4. Justice – Coachella (Indio, Calif.), April 22. I caught nearly two dozen sets at Coachella. Justice bested them all with a two-man DJ set that detonated my preconceived notions of how good a DJ set could be. The French dance act’s electronic beeps and warbles blasted across the desert sky, sending thousands spasming with no end in sight. I skipped, I danced, I jumped, I shouted to the heavens. Dance bliss is spelled J-U-S-T-I-C-E. (Original review)

3. Japandroids – Doug Fir (Portland), June 12. I am suffering from a touch of Japandroids fatigue at the moment. I saw them a week ago at Webster Hall in New York City, and while they were good, their set struck me as far from great. Their Doug Fir set, on the other hand, came at a time when I was on fire for the Vancouver guitar and drums duo. Their performance wed the vitality of Celebration Rock with a playfulness and humility that made it a memorable experience, and one of my favorite concerts of 2012. (Original review)

2. Titus Andronicus – Webster Hall (New York City), Dec. 2. At times like these I am reminded of a line Stone Temple Pilots frontman Scott Weiland uttered when I saw them at Voodoo Music Experience several moons ago. “There is rock.
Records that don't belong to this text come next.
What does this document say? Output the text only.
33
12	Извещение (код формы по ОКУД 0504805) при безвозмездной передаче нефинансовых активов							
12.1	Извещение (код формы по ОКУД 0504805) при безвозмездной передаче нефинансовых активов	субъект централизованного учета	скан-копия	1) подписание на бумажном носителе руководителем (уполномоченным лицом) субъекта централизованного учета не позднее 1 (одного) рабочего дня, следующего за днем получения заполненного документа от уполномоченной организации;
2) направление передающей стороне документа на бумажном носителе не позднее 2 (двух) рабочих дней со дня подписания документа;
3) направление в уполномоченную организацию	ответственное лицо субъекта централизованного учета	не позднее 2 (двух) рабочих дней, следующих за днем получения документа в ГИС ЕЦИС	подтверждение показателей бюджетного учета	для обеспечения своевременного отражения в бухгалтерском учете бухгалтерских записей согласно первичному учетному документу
There is roll. This is rock and fucking roll,” Weiland screamed, as I laughed loudly. Well, Titus Andronicus’ Webster Hall set was more than rocking and fucking roll. It was a New Jersey rock and roll miracle. (Original review)

1. Jeff Mangum – Crystal Ballroom (Portland), April 18. More than a concert, Jeff Mangum’s first night headlining the Crystal Ballroom felt like a life event, given how much I love Neutral Milk Hotel’s In The Aeroplane Over The Sea and how little chance I thought I had of seeing Mangum perform it. Unexpectedly, I saw Mangum perform twice in five days. The first was the best. Mangum sang with a fervor that bordered on being possessed, his audience interactions were genuine and revealing, and the atmosphere was one of love and community. I sang my heart out to every song whether I knew all the words or not. So did everyone else around me. Mangum had transported us to a sacred, timeless place for an hour and a half. The only word left to say was “wow!”